Wakeboarding for the beginner and the pro … and a dolphin, otter or manatee, if you are lucky !
In the strip of water between Malaysia and Singapore, beside the Immigration checkpoint in Tuas, beneath the arc of the bridge that connects the two countries (the Malaysia-Singapore Second Link), alongside what is possibly the last of Singapore’s ‘green’ coastline unmarred by buildings (the land belongs to the army), around a small island of mangrove – trees, rocks and one flowering bush – in sight of the fishing kelungs of Malaysia; we drift and surge and stop and spend a couple of hours in a speedboat, equipped with a board, a rope and the desire to max it.

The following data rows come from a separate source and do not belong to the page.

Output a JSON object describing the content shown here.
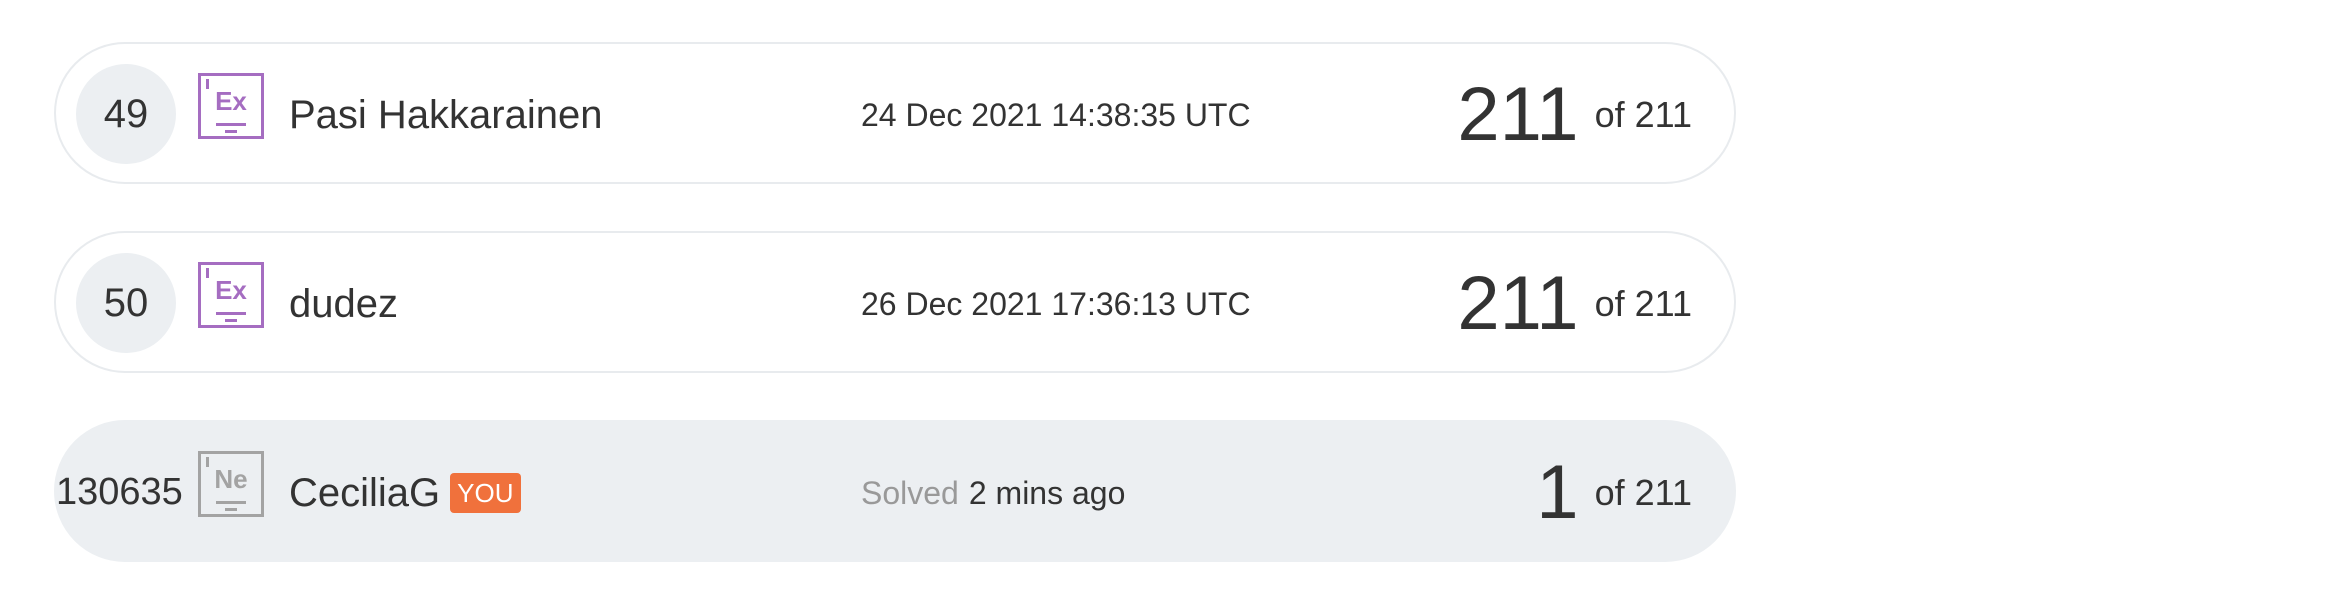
{
  "colors": {
    "element_badge_active": "#a56dc1",
    "element_badge_inactive": "#a3a3a3",
    "you_badge": "#f0713c",
    "row_border": "#e8ebee",
    "current_user_row_bg": "#eceff2"
  },
  "rows": [
    {
      "rank": "49",
      "element_symbol": "Ex",
      "name": "Pasi Hakkarainen",
      "time_prefix": "",
      "time": "24 Dec 2021 14:38:35 UTC",
      "score": "211",
      "of_total": "of 211"
    },
    {
      "rank": "50",
      "element_symbol": "Ex",
      "name": "dudez",
      "time_prefix": "",
      "time": "26 Dec 2021 17:36:13 UTC",
      "score": "211",
      "of_total": "of 211"
    },
    {
      "rank": "130635",
      "element_symbol": "Ne",
      "name": "CeciliaG",
      "you_label": "YOU",
      "time_prefix": "Solved",
      "time": "2 mins ago",
      "score": "1",
      "of_total": "of 211"
    }
  ]
}
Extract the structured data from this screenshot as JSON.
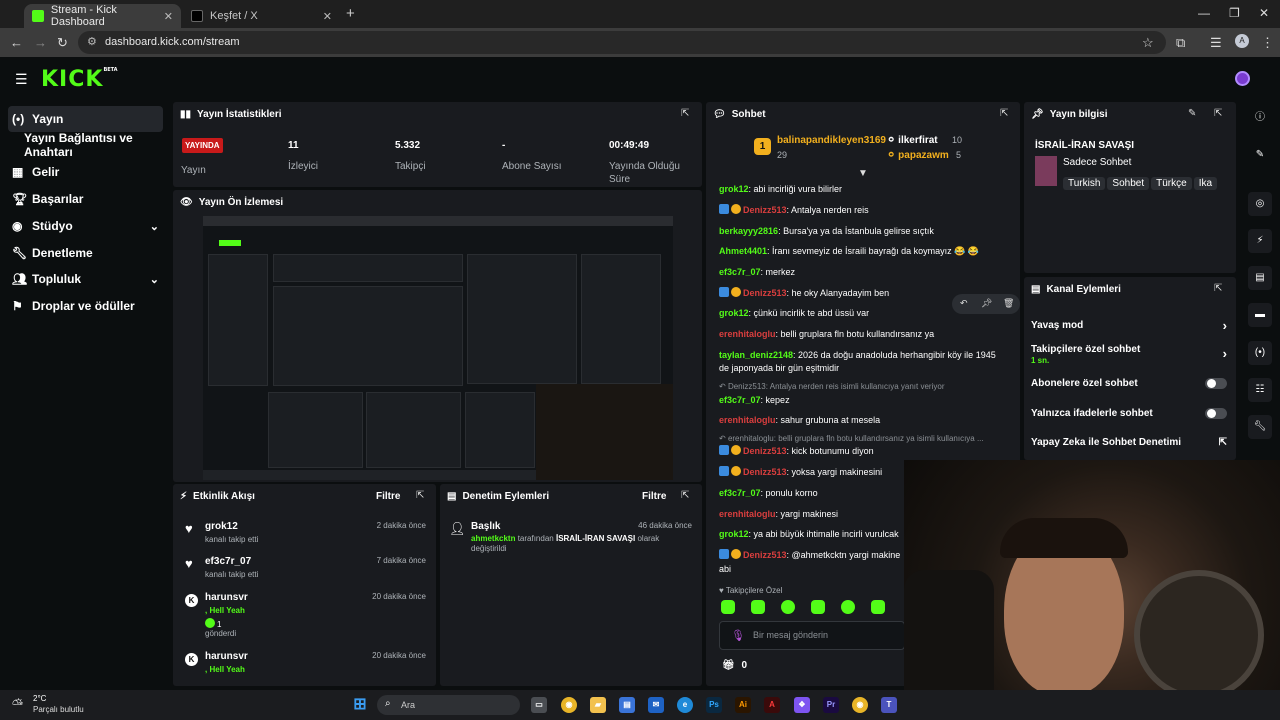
{
  "browser": {
    "tabs": [
      {
        "title": "Stream - Kick Dashboard",
        "active": true
      },
      {
        "title": "Keşfet / X",
        "active": false
      }
    ],
    "url": "dashboard.kick.com/stream",
    "profile_letter": "A"
  },
  "app": {
    "logo": "KICK",
    "logo_sup": "BETA"
  },
  "sidebar": {
    "items": [
      {
        "label": "Yayın",
        "icon": "broadcast-icon",
        "active": true
      },
      {
        "label": "Yayın Bağlantısı ve Anahtarı",
        "icon": "",
        "active": false
      },
      {
        "label": "Gelir",
        "icon": "chart-icon",
        "active": false
      },
      {
        "label": "Başarılar",
        "icon": "trophy-icon",
        "active": false
      },
      {
        "label": "Stüdyo",
        "icon": "palette-icon",
        "active": false,
        "chevron": true
      },
      {
        "label": "Denetleme",
        "icon": "wrench-icon",
        "active": false
      },
      {
        "label": "Topluluk",
        "icon": "people-icon",
        "active": false,
        "chevron": true
      },
      {
        "label": "Droplar ve ödüller",
        "icon": "gift-icon",
        "active": false
      }
    ]
  },
  "stats": {
    "title": "Yayın İstatistikleri",
    "live_badge": "YAYINDA",
    "live_label": "Yayın",
    "viewers_value": "11",
    "viewers_label": "İzleyici",
    "followers_value": "5.332",
    "followers_label": "Takipçi",
    "subs_value": "-",
    "subs_label": "Abone Sayısı",
    "duration_value": "00:49:49",
    "duration_label": "Yayında Olduğu Süre"
  },
  "preview": {
    "title": "Yayın Ön İzlemesi"
  },
  "events": {
    "title": "Etkinlik Akışı",
    "filter": "Filtre",
    "items": [
      {
        "name": "grok12",
        "sub": "kanalı takip etti",
        "time": "2 dakika önce",
        "icon": "heart-icon"
      },
      {
        "name": "ef3c7r_07",
        "sub": "kanalı takip etti",
        "time": "7 dakika önce",
        "icon": "heart-icon"
      },
      {
        "name": "harunsvr",
        "sub": ", Hell Yeah",
        "sub2": "1",
        "sub3": "gönderdi",
        "time": "20 dakika önce",
        "icon": "kick-icon"
      },
      {
        "name": "harunsvr",
        "sub": ", Hell Yeah",
        "time": "20 dakika önce",
        "icon": "kick-icon"
      }
    ]
  },
  "mod_actions": {
    "title": "Denetim Eylemleri",
    "filter": "Filtre",
    "item": {
      "title": "Başlık",
      "time": "46 dakika önce",
      "user": "ahmetkcktn",
      "middle": "tarafından",
      "target": "İSRAİL-İRAN SAVAŞI",
      "rest": "olarak",
      "rest2": "değiştirildi"
    }
  },
  "chat": {
    "title": "Sohbet",
    "top_gifter": {
      "name": "balinapandikleyen3169",
      "rank": "1",
      "count": "29"
    },
    "gifter2": {
      "name": "ilkerfirat",
      "count": "10"
    },
    "gifter3": {
      "name": "papazawm",
      "count": "5"
    },
    "messages": [
      {
        "user": "grok12",
        "color": "g",
        "text": ": abi incirliği vura bilirler"
      },
      {
        "user": "Denizz513",
        "color": "r",
        "text": ": Antalya nerden reis",
        "badges": true
      },
      {
        "user": "berkayyy2816",
        "color": "g",
        "text": ": Bursa'ya ya da İstanbula gelirse sıçtık"
      },
      {
        "user": "Ahmet4401",
        "color": "g",
        "text": ": İranı sevmeyiz de İsraili bayrağı da koymayız 😂 😂"
      },
      {
        "user": "ef3c7r_07",
        "color": "g",
        "text": ": merkez"
      },
      {
        "user": "Denizz513",
        "color": "r",
        "text": ": he oky Alanyadayim ben",
        "badges": true
      },
      {
        "user": "grok12",
        "color": "g",
        "text": ": çünkü incirlik te abd üssü var"
      },
      {
        "user": "erenhitaloglu",
        "color": "r",
        "text": ": belli gruplara fln botu kullandırsanız ya"
      },
      {
        "user": "tayIan_deniz2148",
        "color": "g",
        "text": ": 2026 da doğu anadoluda herhangibir köy ile 1945"
      },
      {
        "user": "",
        "color": "g",
        "text": "de japonyada bir gün eşitmidir"
      },
      {
        "user": "ef3c7r_07",
        "color": "g",
        "text": ": kepez"
      },
      {
        "user": "erenhitaloglu",
        "color": "r",
        "text": ": sahur grubuna at mesela"
      },
      {
        "user": "Denizz513",
        "color": "r",
        "text": ": kick botunumu diyon",
        "badges": true
      },
      {
        "user": "Denizz513",
        "color": "r",
        "text": ": yoksa yargi makinesini",
        "badges": true
      },
      {
        "user": "ef3c7r_07",
        "color": "g",
        "text": ": ponulu korno"
      },
      {
        "user": "erenhitaloglu",
        "color": "r",
        "text": ": yargi makinesi"
      },
      {
        "user": "grok12",
        "color": "g",
        "text": ": ya abi büyük ihtimalle incirli vurulcak"
      },
      {
        "user": "Denizz513",
        "color": "r",
        "text": ": @ahmetkcktn yargi makine",
        "badges": true
      },
      {
        "user": "",
        "color": "g",
        "text": "abi"
      }
    ],
    "reply1": "Denizz513: Antalya nerden reis isimli kullanıcıya yanıt veriyor",
    "reply2": "erenhitaloglu: belli gruplara fln botu kullandırsanız ya isimli kullanıcıya ...",
    "followers_only": "Takipçilere Özel",
    "input_placeholder": "Bir mesaj gönderin",
    "bottom_count": "0"
  },
  "stream_info": {
    "title": "Yayın bilgisi",
    "stream_title": "İSRAİL-İRAN SAVAŞI",
    "category": "Sadece Sohbet",
    "tags": [
      "Turkish",
      "Sohbet",
      "Türkçe",
      "Ika"
    ]
  },
  "channel_actions": {
    "title": "Kanal Eylemleri",
    "items": [
      {
        "label": "Yavaş mod",
        "type": "chevron"
      },
      {
        "label": "Takipçilere özel sohbet",
        "sub": "1 sn.",
        "type": "chevron"
      },
      {
        "label": "Abonelere özel sohbet",
        "type": "toggle"
      },
      {
        "label": "Yalnızca ifadelerle sohbet",
        "type": "toggle"
      },
      {
        "label": "Yapay Zeka ile Sohbet Denetimi",
        "type": "external"
      }
    ]
  },
  "weather": {
    "temp": "2°C",
    "desc": "Parçalı bulutlu"
  },
  "taskbar": {
    "search": "Ara"
  },
  "colors": {
    "kick_green": "#53fc18",
    "live_red": "#c81a1a",
    "panel": "#191b1f",
    "bg": "#0b0e0f"
  }
}
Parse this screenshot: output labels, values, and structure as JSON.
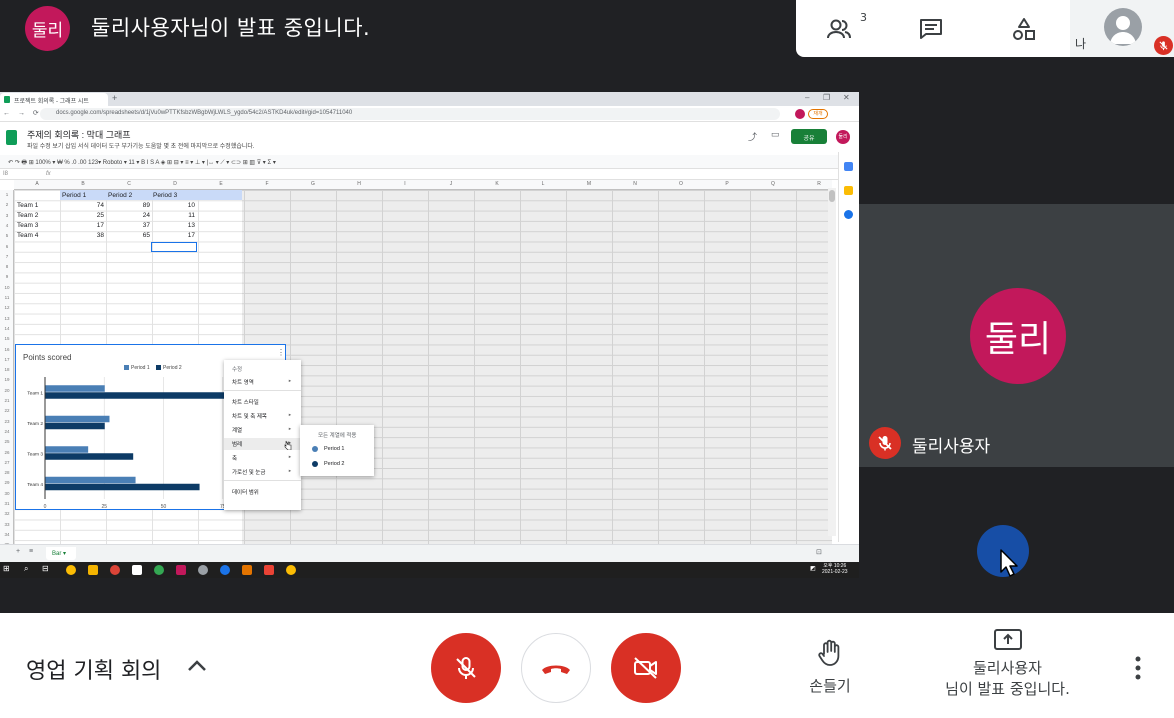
{
  "top_bar": {
    "presenter_badge": "둘리",
    "presenting_text": "둘리사용자님이 발표 중입니다.",
    "participants_count": "3",
    "self_label": "나"
  },
  "shared_screen": {
    "browser_tab_title": "프로젝트 회의록 - 그래프 시트",
    "url": "docs.google.com/spreadsheets/d/1jVu0wPTTKfsbzWBgbWjLWLS_ygdo/54c2/ASTKD4uk/edit#gid=1054711040",
    "resume_label": "재개",
    "doc_title": "주제의 회의록 : 막대 그래프",
    "doc_menu": "파일 수정 보기 삽입 서식 데이터 도구 부가기능 도움말   몇 초 전에 마지막으로 수정했습니다.",
    "share_label": "공유",
    "doc_avatar": "둘리",
    "toolbar_text": "↶ ↷ 🖶 ⊞   100% ▾   ₩  %  .0  .00  123▾   Roboto  ▾   11  ▾   B  I  S  A   ◈  ⊞  ⊟ ▾   ≡ ▾  ⊥ ▾  |↔ ▾  ⟋ ▾   ⊂⊃  ⊞  ▥  ⊽ ▾  Σ ▾",
    "cell_ref": "I8",
    "fx": "fx",
    "columns": [
      "A",
      "B",
      "C",
      "D",
      "E",
      "F",
      "G",
      "H",
      "I",
      "J",
      "K",
      "L",
      "M",
      "N",
      "O",
      "P",
      "Q",
      "R"
    ],
    "table_header": [
      "",
      "Period 1",
      "Period 2",
      "Period 3"
    ],
    "table_rows": [
      [
        "Team 1",
        "74",
        "89",
        "10"
      ],
      [
        "Team 2",
        "25",
        "24",
        "11"
      ],
      [
        "Team 3",
        "17",
        "37",
        "13"
      ],
      [
        "Team 4",
        "38",
        "65",
        "17"
      ]
    ],
    "sheet_tab": "Bar",
    "context_menu": {
      "header": "수정",
      "items": [
        "차트 영역",
        "차트 스타일",
        "차트 및 축 제목",
        "계열",
        "범례",
        "축",
        "가로선 및 눈금",
        "데이터 범위"
      ],
      "highlighted": "범례"
    },
    "submenu": {
      "header": "모든 계열에 적용",
      "items": [
        "Period 1",
        "Period 2"
      ]
    },
    "clock": {
      "time": "오후 10:26",
      "date": "2021-02-23"
    }
  },
  "chart_data": {
    "type": "bar",
    "orientation": "horizontal",
    "title": "Points scored",
    "categories": [
      "Team 1",
      "Team 2",
      "Team 3",
      "Team 4"
    ],
    "series": [
      {
        "name": "Period 1",
        "values": [
          25,
          27,
          18,
          38
        ],
        "color": "#4a7fb5"
      },
      {
        "name": "Period 2",
        "values": [
          80,
          25,
          37,
          65
        ],
        "color": "#0d3b66"
      }
    ],
    "xticks": [
      "0",
      "25",
      "50",
      "75"
    ],
    "xlim": [
      0,
      100
    ],
    "legend_position": "top"
  },
  "participant": {
    "avatar": "둘리",
    "name": "둘리사용자"
  },
  "bottom_bar": {
    "meeting_title": "영업 기획 회의",
    "raise_hand_label": "손들기",
    "present_line1": "둘리사용자",
    "present_line2": "님이 발표 중입니다."
  },
  "colors": {
    "accent_red": "#d93025",
    "avatar_pink": "#c2185b",
    "self_view_blue": "#174ea6",
    "background": "#202124"
  }
}
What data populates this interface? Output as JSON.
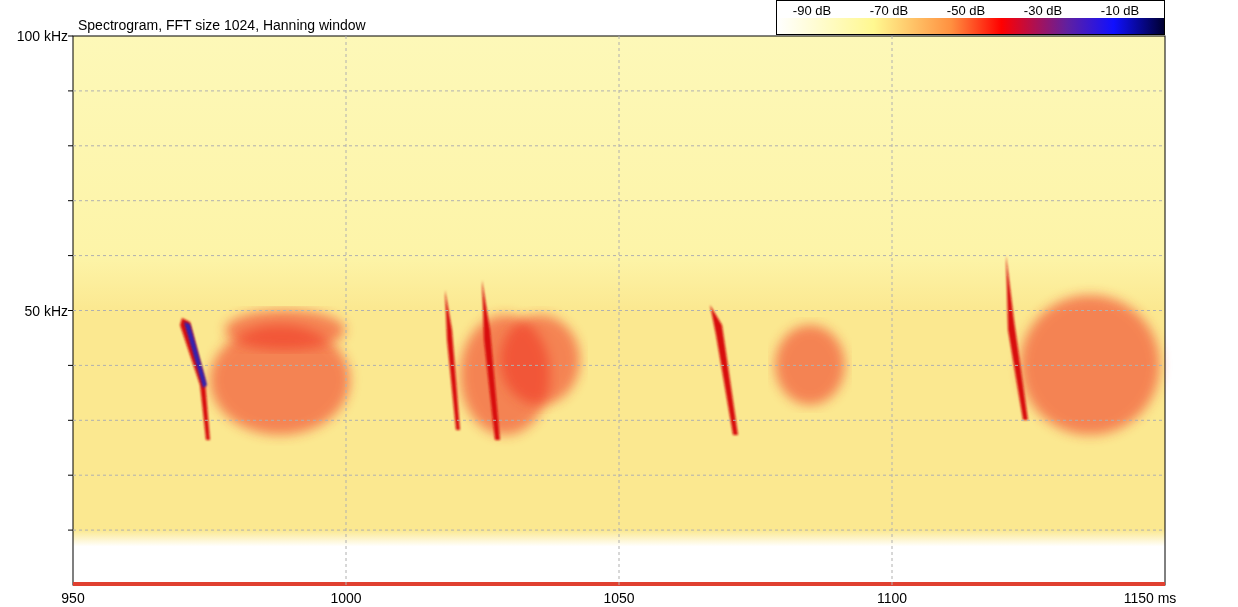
{
  "title": "Spectrogram, FFT size 1024, Hanning window",
  "colorbar": {
    "labels": [
      "-90 dB",
      "-70 dB",
      "-50 dB",
      "-30 dB",
      "-10 dB"
    ]
  },
  "y_axis": {
    "labels": [
      "100 kHz",
      "50 kHz"
    ]
  },
  "x_axis": {
    "labels": [
      "950",
      "1000",
      "1050",
      "1100",
      "1150 ms"
    ]
  }
}
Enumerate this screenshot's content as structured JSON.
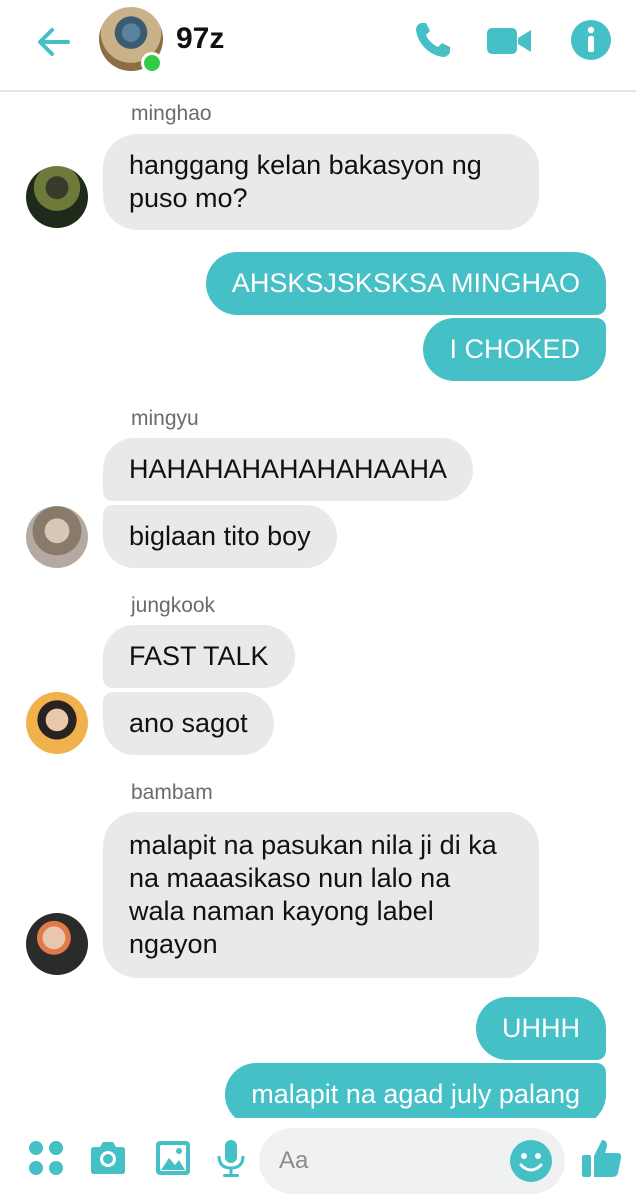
{
  "header": {
    "title": "97z",
    "online": true,
    "icons": [
      "back-arrow-icon",
      "phone-icon",
      "video-camera-icon",
      "info-icon"
    ]
  },
  "colors": {
    "accent": "#45c0c7",
    "incoming_bubble": "#e9e9eb",
    "online": "#31cc46"
  },
  "messages": {
    "m1": {
      "sender": "minghao",
      "text": "hanggang kelan bakasyon ng puso mo?"
    },
    "m2": {
      "text": "AHSKSJSKSKSA MINGHAO"
    },
    "m3": {
      "text": "I CHOKED"
    },
    "m4": {
      "sender": "mingyu",
      "text": "HAHAHAHAHAHAHAAHA"
    },
    "m5": {
      "text": "biglaan tito boy"
    },
    "m6": {
      "sender": "jungkook",
      "text": "FAST TALK"
    },
    "m7": {
      "text": "ano sagot"
    },
    "m8": {
      "sender": "bambam",
      "text": "malapit na pasukan nila ji di ka na maaasikaso nun lalo na wala naman kayong label ngayon"
    },
    "m9": {
      "text": "UHHH"
    },
    "m10": {
      "text": "malapit na agad july palang"
    }
  },
  "composer": {
    "placeholder": "Aa",
    "icons": [
      "apps-grid-icon",
      "camera-icon",
      "image-icon",
      "microphone-icon",
      "emoji-icon",
      "thumbs-up-icon"
    ]
  }
}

Max it out on the wake is their catchphrase and MAXout HydroSports makes it possible through wake-boarding, wake-skating and wake-surfing.
On a summer evening, three boys and the pro’s from MaxHydroSport – Ryan (of the colorful tattoos) and Ivan – take the speedboat and head out into the waters of the Tengeh Reservoir to wakeboard.
The sky is overcast (the westward drifting haze from the forest fires in neighboring Sumatra, Indonesia) and the skyline of Johor Baru is lost in the dimness.
In turn, each boy secures his lifejacket and board and slips into the water, bobbing. The boat’s engine rolls over and it gathers speed and the line stretches taut; a boy rises from the water and balances and falls, letting go of the rope and the boat circles and returns and it starts all over again.
And then, suddenly, without warning, they are skimming the waters, each one upright and bathed in spray and you believe that yes, anything is possible even if they have never done it before.
Relax dude, yells Ryan over the sound of the motor and the wind and you wonder if the boy at the end of the line, far away, can even hear, and then Ivan communicates the same through hand and body gestures, and the boy changes stance, makes adjustments.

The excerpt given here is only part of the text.